20th Book Fair & Literature Festival  

Palace of Arts

(17, vul. Kopernyka, Lviv)

Lviv will once again host arguably the biggest literature happenings of the year. This time, the Intrnational Book Fair and Literature Festival celebrates its 20th birthday. Visitors can choose between numerous events, over 10,000 new books and 250 autograph sessions. More than 318 writers from over twenty countries will be at the forum this year. This is the first time it will have a Honorary Guest Country. Poland will be one this year.
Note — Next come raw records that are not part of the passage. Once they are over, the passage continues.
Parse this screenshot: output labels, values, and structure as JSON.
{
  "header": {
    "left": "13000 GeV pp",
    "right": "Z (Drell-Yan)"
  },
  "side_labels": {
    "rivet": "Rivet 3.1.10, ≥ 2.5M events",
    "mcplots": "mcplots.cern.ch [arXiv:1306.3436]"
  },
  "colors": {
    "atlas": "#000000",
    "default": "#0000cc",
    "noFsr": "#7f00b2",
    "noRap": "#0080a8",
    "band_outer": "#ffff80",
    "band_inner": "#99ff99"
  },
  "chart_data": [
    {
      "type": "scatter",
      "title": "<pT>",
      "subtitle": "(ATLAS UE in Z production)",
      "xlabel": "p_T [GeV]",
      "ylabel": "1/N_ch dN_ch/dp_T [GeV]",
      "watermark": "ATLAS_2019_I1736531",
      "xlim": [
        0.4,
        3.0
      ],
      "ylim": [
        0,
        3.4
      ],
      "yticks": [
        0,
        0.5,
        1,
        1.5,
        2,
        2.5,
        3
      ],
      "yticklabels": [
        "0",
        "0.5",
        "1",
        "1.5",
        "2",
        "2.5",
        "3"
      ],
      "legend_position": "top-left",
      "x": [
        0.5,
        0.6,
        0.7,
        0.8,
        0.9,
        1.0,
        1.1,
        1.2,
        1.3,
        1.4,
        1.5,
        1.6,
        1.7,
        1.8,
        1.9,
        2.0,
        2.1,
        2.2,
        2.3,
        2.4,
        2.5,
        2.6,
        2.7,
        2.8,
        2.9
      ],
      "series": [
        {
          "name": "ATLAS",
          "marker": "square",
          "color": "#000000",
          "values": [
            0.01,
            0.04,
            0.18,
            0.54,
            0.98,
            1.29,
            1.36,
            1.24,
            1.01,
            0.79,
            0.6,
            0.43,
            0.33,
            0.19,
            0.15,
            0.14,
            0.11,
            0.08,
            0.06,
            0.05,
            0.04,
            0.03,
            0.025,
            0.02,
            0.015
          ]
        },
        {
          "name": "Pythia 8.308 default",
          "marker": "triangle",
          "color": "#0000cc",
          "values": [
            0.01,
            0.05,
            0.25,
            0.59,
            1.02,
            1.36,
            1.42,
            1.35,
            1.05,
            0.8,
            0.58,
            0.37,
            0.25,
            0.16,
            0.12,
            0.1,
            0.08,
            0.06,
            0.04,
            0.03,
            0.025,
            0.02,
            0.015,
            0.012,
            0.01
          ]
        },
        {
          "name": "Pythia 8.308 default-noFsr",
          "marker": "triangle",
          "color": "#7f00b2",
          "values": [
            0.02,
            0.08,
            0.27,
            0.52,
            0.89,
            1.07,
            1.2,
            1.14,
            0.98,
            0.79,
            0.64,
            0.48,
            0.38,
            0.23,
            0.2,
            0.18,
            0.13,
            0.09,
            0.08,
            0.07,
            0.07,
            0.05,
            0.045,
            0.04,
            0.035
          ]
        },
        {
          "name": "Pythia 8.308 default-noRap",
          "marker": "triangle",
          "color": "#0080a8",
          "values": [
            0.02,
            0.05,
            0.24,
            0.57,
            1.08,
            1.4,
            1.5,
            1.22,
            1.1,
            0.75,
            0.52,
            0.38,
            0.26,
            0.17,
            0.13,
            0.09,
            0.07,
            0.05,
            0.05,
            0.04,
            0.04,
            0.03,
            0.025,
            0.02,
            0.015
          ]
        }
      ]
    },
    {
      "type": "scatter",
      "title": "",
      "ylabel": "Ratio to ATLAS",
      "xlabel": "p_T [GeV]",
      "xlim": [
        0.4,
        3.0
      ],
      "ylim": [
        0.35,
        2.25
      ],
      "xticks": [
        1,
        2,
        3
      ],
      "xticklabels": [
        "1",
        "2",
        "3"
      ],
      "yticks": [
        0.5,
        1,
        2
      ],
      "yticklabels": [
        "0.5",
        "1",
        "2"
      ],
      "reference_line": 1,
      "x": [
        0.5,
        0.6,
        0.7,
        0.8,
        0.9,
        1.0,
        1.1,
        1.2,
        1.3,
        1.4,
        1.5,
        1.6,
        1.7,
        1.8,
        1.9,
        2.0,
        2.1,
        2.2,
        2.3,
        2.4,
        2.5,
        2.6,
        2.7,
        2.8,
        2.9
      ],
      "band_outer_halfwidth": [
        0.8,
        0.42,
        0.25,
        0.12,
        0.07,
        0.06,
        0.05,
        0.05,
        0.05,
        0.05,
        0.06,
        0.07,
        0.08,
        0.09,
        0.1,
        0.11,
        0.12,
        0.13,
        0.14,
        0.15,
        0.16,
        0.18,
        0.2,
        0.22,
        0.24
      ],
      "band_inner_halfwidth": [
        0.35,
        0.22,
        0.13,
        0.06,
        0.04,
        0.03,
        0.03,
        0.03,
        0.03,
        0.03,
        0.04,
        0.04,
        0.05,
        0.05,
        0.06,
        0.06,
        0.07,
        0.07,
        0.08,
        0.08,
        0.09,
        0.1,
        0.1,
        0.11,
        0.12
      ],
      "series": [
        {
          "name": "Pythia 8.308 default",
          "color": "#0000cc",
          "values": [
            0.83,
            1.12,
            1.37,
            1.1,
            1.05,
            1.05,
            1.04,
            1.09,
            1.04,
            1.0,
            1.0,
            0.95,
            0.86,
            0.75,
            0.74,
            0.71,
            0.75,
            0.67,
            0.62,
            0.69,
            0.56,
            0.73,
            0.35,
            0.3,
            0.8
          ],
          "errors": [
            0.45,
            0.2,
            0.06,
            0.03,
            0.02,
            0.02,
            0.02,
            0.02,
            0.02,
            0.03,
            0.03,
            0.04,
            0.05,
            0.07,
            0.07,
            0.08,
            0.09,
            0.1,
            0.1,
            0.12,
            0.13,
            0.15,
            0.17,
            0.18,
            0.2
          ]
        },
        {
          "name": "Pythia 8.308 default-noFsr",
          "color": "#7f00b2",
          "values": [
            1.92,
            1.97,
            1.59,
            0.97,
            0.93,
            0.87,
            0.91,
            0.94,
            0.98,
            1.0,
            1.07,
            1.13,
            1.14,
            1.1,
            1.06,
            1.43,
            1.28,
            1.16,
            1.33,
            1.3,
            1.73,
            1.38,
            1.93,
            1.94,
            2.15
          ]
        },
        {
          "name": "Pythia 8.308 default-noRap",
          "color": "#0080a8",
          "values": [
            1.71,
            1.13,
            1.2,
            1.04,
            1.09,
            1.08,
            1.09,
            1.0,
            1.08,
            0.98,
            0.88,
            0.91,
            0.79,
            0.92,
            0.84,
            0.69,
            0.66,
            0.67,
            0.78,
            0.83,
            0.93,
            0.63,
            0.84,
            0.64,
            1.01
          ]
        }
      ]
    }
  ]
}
It offers a programme of forty events and meetings with 45 Polish writers.

 

13 – 22 September

GogolFest

Experimental Mechanics Plant

Vydubychi metro station, Kyiv

Despite financial difficulties, GogolFest as a remarkable cultural happening will take place this year again. Ten festival days are an open platform for the craziest art ideas. In addition to the traditional theatre, music, visual and film programmes, this year’s festival starts the MakeLAB workshop where people can create things with their own hands, Eco-Programme as a continuation of the Green Gogol project and CircFabrique – a series of breathtaking acts from the best circus performers.